Les avions-radar de l’armée de l’air ont débuté leurs missions de surveillance depuis le 1er avril. Ils décollent et atterrissent de leur base d’origine à Avord et survolent « les territoires de l’Europe de l’est qui en donnent l’autorisation », selon le colonel Jaron.
Le 21 mars dernier, lors d’une visite en Estonie, le ministre de la Défense Jean-Yves Le Drian avait déclaré que la France était prête à « participer aux missions de contrôle et de surveillance des espaces aériens alliés proches de la zone de crise, ainsi qu’au recueil de renseignement », proposant ainsi de fait l’utilisation des E-3F de l’armée de l’air.
Le déploiement des AWACS français était « subordonné » à une demande officielle de renfort de l’OTAN, qui a donc dû avoir lieu dans les jours qui ont suivi le discours de Jean-Yves Le Drian.

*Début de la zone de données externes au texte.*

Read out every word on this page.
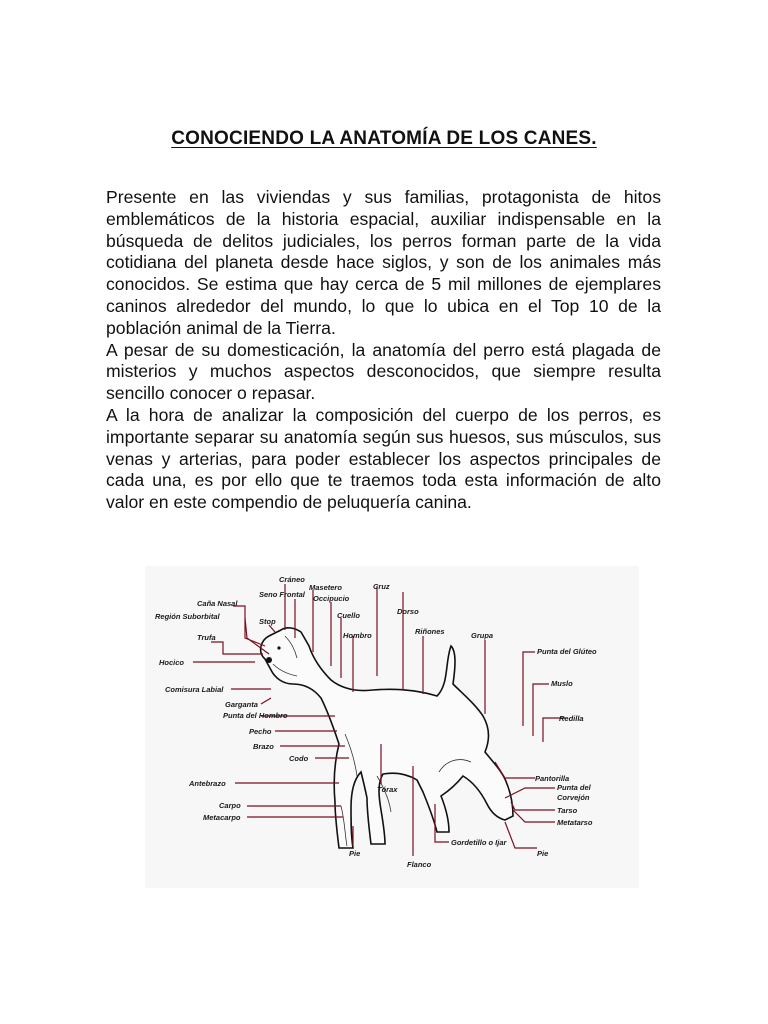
CONOCIENDO LA ANATOMÍA DE LOS CANES.

Presente en las viviendas y sus familias, protagonista de hitos emblemáticos de la historia espacial, auxiliar indispensable en la búsqueda de delitos judiciales, los perros forman parte de la vida cotidiana del planeta desde hace siglos, y son de los animales más conocidos. Se estima que hay cerca de 5 mil millones de ejemplares caninos alrededor del mundo, lo que lo ubica en el Top 10 de la población animal de la Tierra.

A pesar de su domesticación, la anatomía del perro está plagada de misterios y muchos aspectos desconocidos, que siempre resulta sencillo conocer o repasar.

A la hora de analizar la composición del cuerpo de los perros, es importante separar su anatomía según sus huesos, sus músculos, sus venas y arterias, para poder establecer los aspectos principales de cada una, es por ello que te traemos toda esta información de alto valor en este compendio de peluquería canina.

Cráneo
Seno Frontal
Masetero
Occipucio
Cruz
Caña Nasal
Región Suborbital
Stop
Cuello	Dorso
Trufa	Hombro	Riñones	Grupa
Punta del Glúteo
Hocico
Muslo
Comisura Labial
Garganta
Punta del Hombro	Redilla
Pecho
Brazo
Codo
Antebrazo
Tórax
Pantorilla
Punta del
Corvejón
Carpo
Tarso
Metacarpo
Metatarso
Gordetillo o Ijar
Pie	Pie
Flanco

Par ailleurs, l’état-major des armées rapporte également qu’il n’y a pour l’instant eu aucune demande « formelle » de l’OTAN concernant l’envoi de chasseurs français dans la zone. L’agence de presse Reuters cite pour sa part une source otanienne, qui fait état d’une « offre » française de quatre chasseurs, soit des Mirage 2000 soit des Rafale, pour une période qui pourrait s’étendre de mai à août.